Kiwis are clean, green and love planting trees. However, there is an unacknowledged dark side to the nursery industry. Each year 350 million plastic plant pots are used in Aotearoa. These are fragile, and hard to dispose of - an issue 19-year-old Elisa Harley has been working to solve for the past three years.
After selling native plants in lockdown, Harley noticed there were left-over pots and came up with a solution.
“All these plant pots that I had lying around at home, all this forestry trash we were driving by on our road trips in the school holidays, we could merge the two and see if we can make use of this natural material in New Zealand to create a biodegradable product.”
She started investigating how to manufacture biodegradable pots sustainably in Aotearoa.
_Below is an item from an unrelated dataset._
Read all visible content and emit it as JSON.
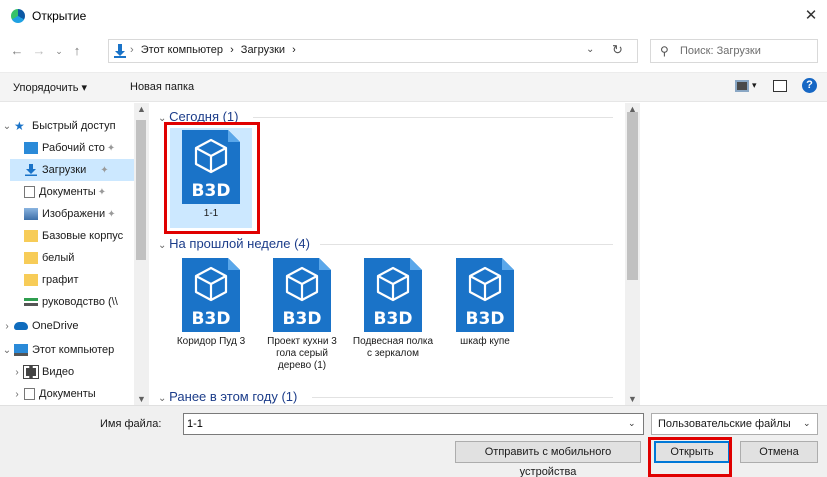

This came with challenges.
“I was young and inexperienced.
"School didn't teach me how to do business, and I didn't know much about the industry but very early on, I just kept asking questions, getting connected to the right people, scientists, industry experts, nurseries who all came together and supported me and helped me with those things I didn't know.”
Three years later she now has a business, Enivo Pots, creating biodegradable plant pots made from New Zealand forestry slash. She says manufacturing her pots in New Zealand was important but meant she had to alter design plans to fit what manufacturers were capable of. Four prototypes later, the pots are now being trialled at Nova Natives nursery.
“The pots are holding up really beautifully. The plants are looking wonderful. It's just so exciting to hold up a native plant in an Enivo pot knowing that had we not created this business, it would be in a plastic pot.”